In July 2011, Greenpeace started 'Detox My Fashion', a movement that aims to eliminate the release of hazardous chemicals into waterways, by committing large fashion retailers to stop using these chemicals in their manufacturing process by 2020.
There are over 76 international fashion retailers that have made the commitment to the movement, including Adidas, Valentino and Primark.
Once signed up to the programme, the brands have the goal of being chemical-free by 2020, and Greenpeace publishes information regarding their progress every year.
They evaluate each individual brand in three ways, taken into consideration together. Firstly, they must have a system in place to eliminate the chemicals putting them on track for realistically becoming chemical free by 2020.
Secondly, they must be eliminating PFC's (perfluorinated chemicals, that aren't found at all in nature and take a long time to degrade) by replacing them with safer alternatives.
These chemicals pollute drinking water supplies around the world, putting the environment, the people and the animals that rely upon these waterways in danger.
Lastly, the companies must be honest about how seriously they're taking the commitment.
Transparency is probably one of the most important things, as being honest about the ecological impact of their products enables customers to make an informed choice about where to shop, and where to avoid.
How brands rank is calculated by recognising their in all three of these areas.
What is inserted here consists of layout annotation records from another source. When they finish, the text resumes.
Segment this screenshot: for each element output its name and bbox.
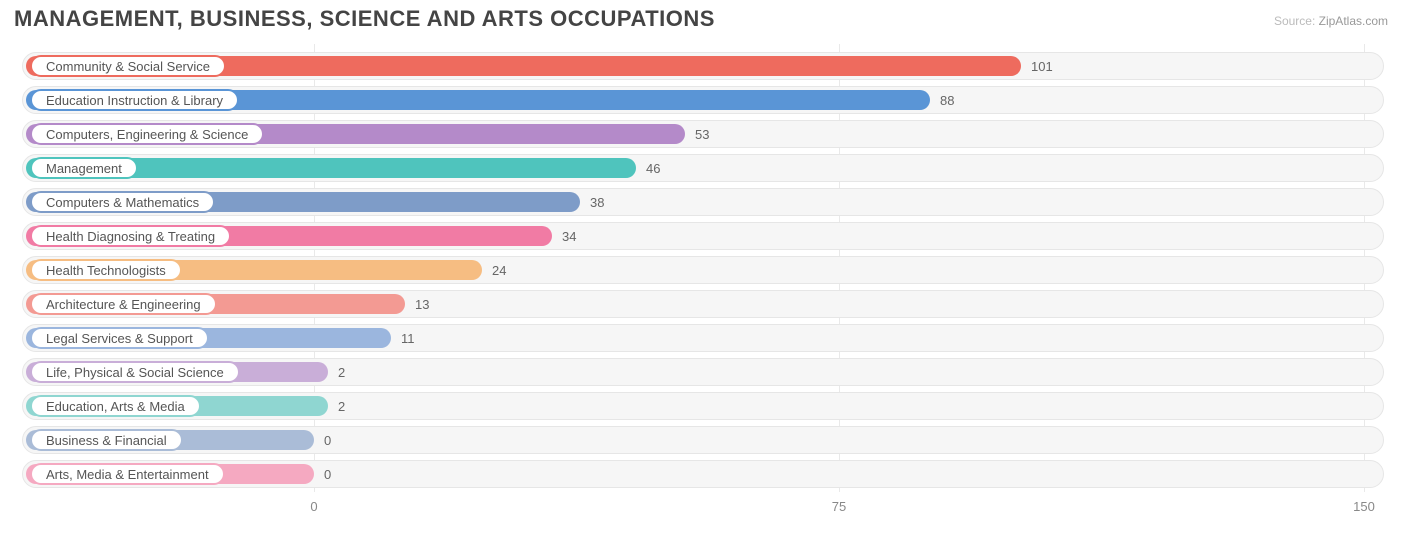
bar-category-pill: Education Instruction & Library: [30, 89, 239, 111]
bar-value-label: 34: [562, 222, 576, 250]
source-label: Source:: [1274, 14, 1315, 28]
bar-row: Business & Financial 0: [14, 426, 1392, 454]
x-axis-tick-label: 150: [1353, 499, 1375, 514]
bar-row: Life, Physical & Social Science 2: [14, 358, 1392, 386]
bar-value-label: 24: [492, 256, 506, 284]
x-axis-tick-label: 0: [310, 499, 317, 514]
bar-row: Health Technologists 24: [14, 256, 1392, 284]
bar-category-pill: Community & Social Service: [30, 55, 226, 77]
bar-value-label: 0: [324, 426, 331, 454]
bar-value-label: 0: [324, 460, 331, 488]
source-name: ZipAtlas.com: [1319, 14, 1388, 28]
bar-row: Management 46: [14, 154, 1392, 182]
bar-row: Computers, Engineering & Science 53: [14, 120, 1392, 148]
bar-category-pill: Business & Financial: [30, 429, 183, 451]
bar-category-pill: Management: [30, 157, 138, 179]
bar-row: Architecture & Engineering 13: [14, 290, 1392, 318]
bar-category-pill: Arts, Media & Entertainment: [30, 463, 225, 485]
bar-category-pill: Legal Services & Support: [30, 327, 209, 349]
bar-category-pill: Computers, Engineering & Science: [30, 123, 264, 145]
bar-value-label: 101: [1031, 52, 1053, 80]
bar-category-pill: Health Technologists: [30, 259, 182, 281]
bar-value-label: 46: [646, 154, 660, 182]
bar-value-label: 11: [401, 324, 415, 352]
bar-category-pill: Health Diagnosing & Treating: [30, 225, 231, 247]
bar-value-label: 88: [940, 86, 954, 114]
bar-row: Legal Services & Support 11: [14, 324, 1392, 352]
source-attribution: Source: ZipAtlas.com: [1274, 14, 1388, 28]
chart-title: MANAGEMENT, BUSINESS, SCIENCE AND ARTS O…: [14, 6, 715, 32]
bar-row: Education Instruction & Library 88: [14, 86, 1392, 114]
bar-value-label: 2: [338, 358, 345, 386]
bar-row: Health Diagnosing & Treating 34: [14, 222, 1392, 250]
chart-plot-area: 0 75 150 Community & Social Service 101 Educa…: [14, 44, 1392, 514]
bar-row: Education, Arts & Media 2: [14, 392, 1392, 420]
bar-row: Computers & Mathematics 38: [14, 188, 1392, 216]
bar-value-label: 2: [338, 392, 345, 420]
bar-category-pill: Education, Arts & Media: [30, 395, 201, 417]
bar-value-label: 38: [590, 188, 604, 216]
bar-row: Arts, Media & Entertainment 0: [14, 460, 1392, 488]
bar-value-label: 13: [415, 290, 429, 318]
bar-row: Community & Social Service 101: [14, 52, 1392, 80]
bar-category-pill: Life, Physical & Social Science: [30, 361, 240, 383]
bar-value-label: 53: [695, 120, 709, 148]
bar-category-pill: Computers & Mathematics: [30, 191, 215, 213]
x-axis-tick-label: 75: [832, 499, 846, 514]
bar-category-pill: Architecture & Engineering: [30, 293, 217, 315]
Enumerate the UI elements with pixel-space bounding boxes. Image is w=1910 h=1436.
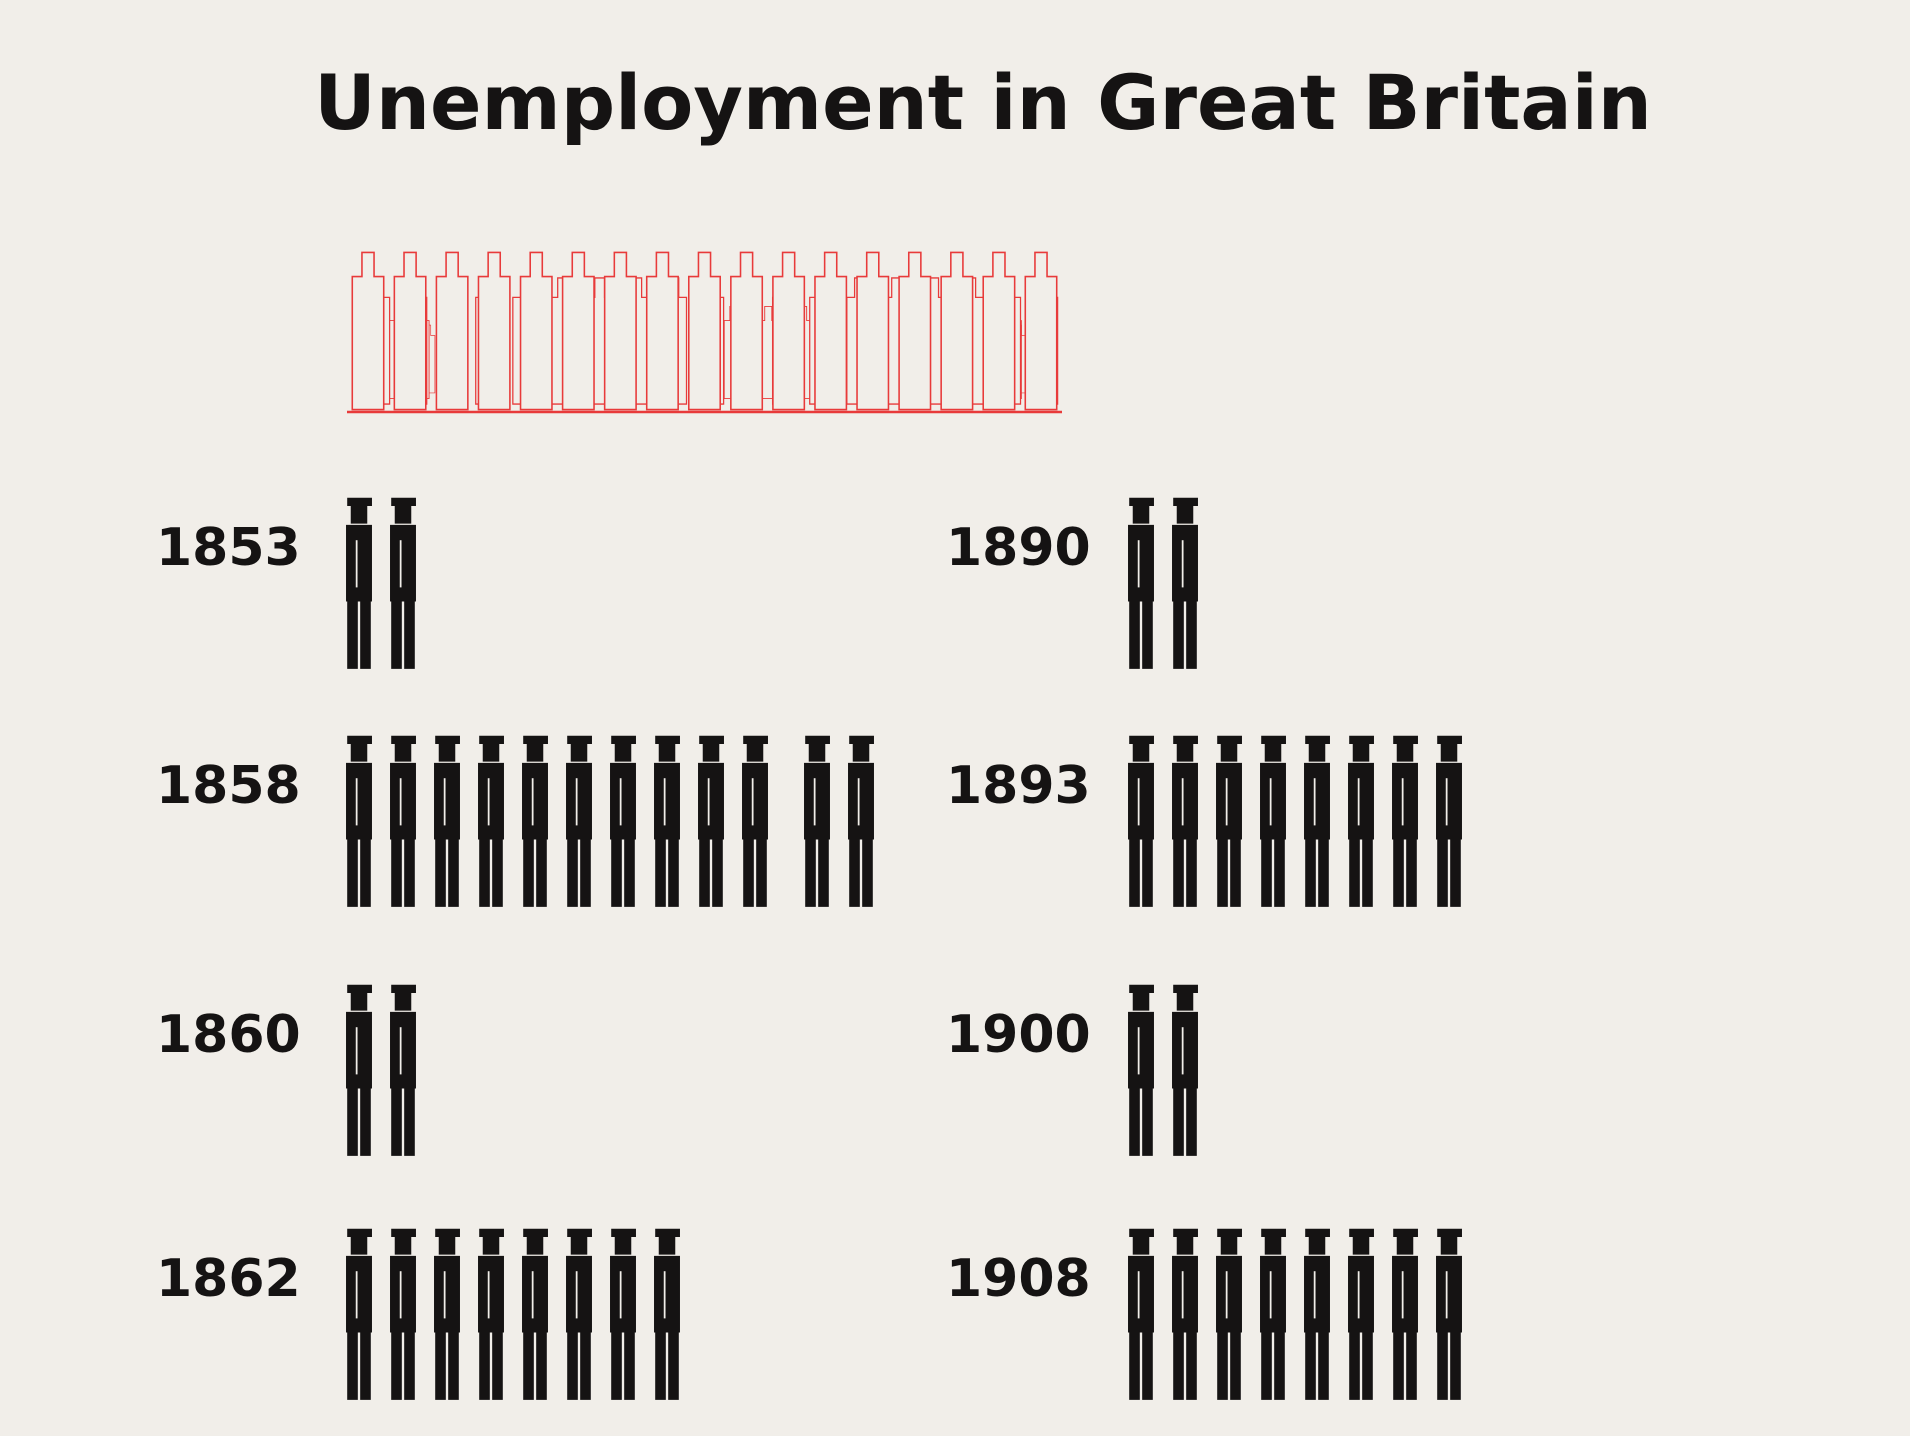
category-label: 1858 [156,756,301,816]
crowd-figure [856,251,890,411]
crowd-figure [982,251,1016,411]
crowd-figure [645,251,680,411]
category-label: 1862 [156,1249,301,1309]
chart-title: Unemployment in Great Britain [314,58,1652,147]
category-label: 1853 [156,518,301,578]
crowd-figure [729,251,764,411]
crowd-figure [687,251,722,411]
crowd-figure [1024,251,1058,411]
crowd-figure [393,251,427,411]
category-label: 1893 [946,756,1091,816]
crowd-illustration [347,251,1062,414]
crowd-figure [898,251,932,411]
crowd-figure [814,251,848,411]
category-label: 1890 [946,518,1091,578]
crowd-figure [477,251,511,411]
category-label: 1860 [156,1005,301,1065]
crowd-figure [435,251,469,411]
crowd-figure [603,251,638,411]
crowd-figure [771,251,806,411]
crowd-figure [351,251,385,411]
crowd-figure [940,251,974,411]
category-label: 1908 [946,1249,1091,1309]
crowd-figure [519,251,553,411]
category-label: 1900 [946,1005,1091,1065]
crowd-figure [561,251,595,411]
There's a four tier system of excellence, with the highest being 'avant-garde'. The three brands to have reached avant-garde status are Inditex (the company behind Zara), H&M Group, and Benetton.
Inditex, who own Zara, Bershka and Pull&Bear, were the highest ranking, having made every effort in every area. They recently donated €3.7 million to water.org, so you can carry on shopping at Zara, knowing you're supporting a brand that is dedicated to cleaning up their eco-footprint.
H&M already has a conscious collection and as an incentive to recycle old clothes, you're able to exchange a bag of unwanted clothes for a voucher in many stores. It seems now, that H&M has gone one step further- making an effort to alter their damaging relationship with chemicals.
In an industry that is second only to oil in its negative impact upon the environment, it's good to see Greenpeace encouraging a more sustainable approach to manufacturing high street clothing. It's even better to see Zara, H&M and Benetton taking it seriously, and making progress towards being chemical free and clear.